As, he says, are the tall tales that some imaginative minds conjure up. Rowley's lived in San Juan County for 55 years, and he couldn't spin one campfire-worthy spine-chilling yarn about the road.
"No haunted stories," he said.
Not any supernatural ones at least.
"Do we have some problems because it's 666? No," he said. "Because it's a highway that runs east-west when the snow blows from north-to-south? Yes."
UDOT's latest statistics support Rowley's belief that U.S. 666 — at least the 17-mile portion in Utah and then on to Cortez, the closest big town — is as safe as one could expect a two-lane highway to be. From 1997 to 2001, the semitrailer-truck-traffic-heavy road averaged only 19.4 accidents per year, and the seriousness of those accidents was below the expected severity rate (1.42 actual average vs. 1.65 expected rate, with 1 representing a fender-bender type and 5 being a fatality).
"People think that's the devil's number," Rowley said. "Well, he hasn't done a very good job."
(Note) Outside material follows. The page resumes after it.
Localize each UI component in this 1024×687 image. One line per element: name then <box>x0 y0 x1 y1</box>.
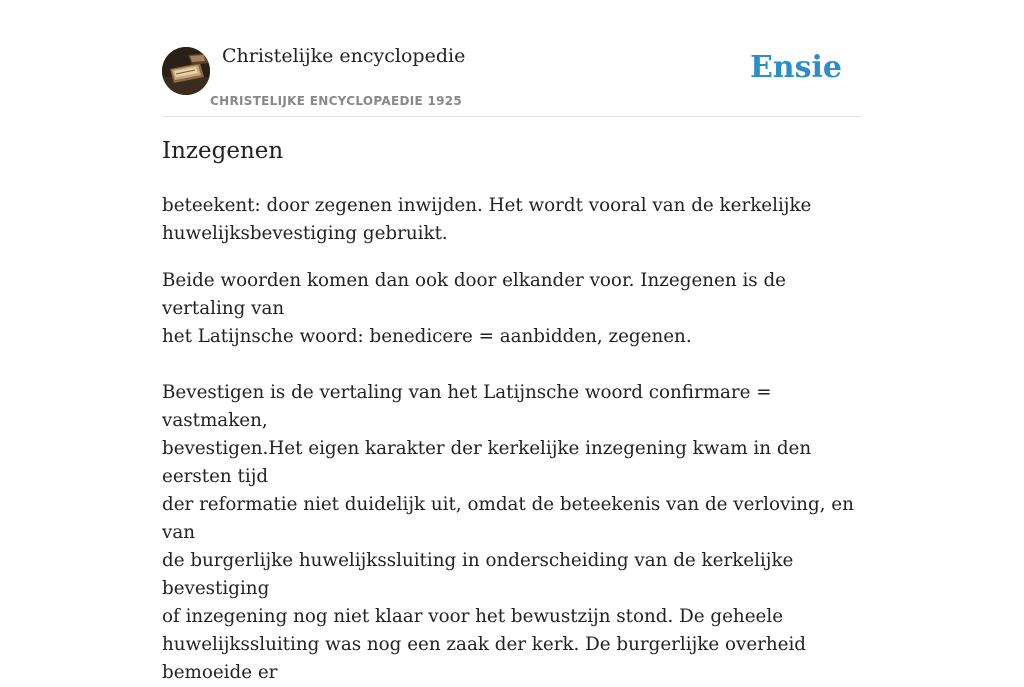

Just last year, however, a woman apparently had a heart attack and drove head-on into an oncoming truck that then hit another vehicle just outside of Monticello on 666. Four people died and a baby was seriously injured. Before that, only three people had been killed in accidents since 1997.
Horrible happenings? Of course. Hauntings? Heck no, Rowley says.
In fact, John Merrill, a trucker who delivers milk to Idaho and often hauls this way, said 666 is better than it used to be because police have taken some of the drunken drivers off the road. As for the scary paranormal stuff, Merrill doesn't think about the triple-sixes so it doesn't faze him. Plus, not only does he come from Roswell, N.M., "with the aliens," he says, but he is a former holy man of the cloth.
"I used to be a minister," he said, "so nothing bothers me."
As for cult appeal, that seems to be nonexistent as far as Rowley knows. This local arm of the law says it's not a magnet for mischief by the town's teenagers, either. They get their kicks elsewhere.
"They raise hell in town," Rowley joked. "They don't do it on the highway."
So much for 666, at least this one, being the route of all evil.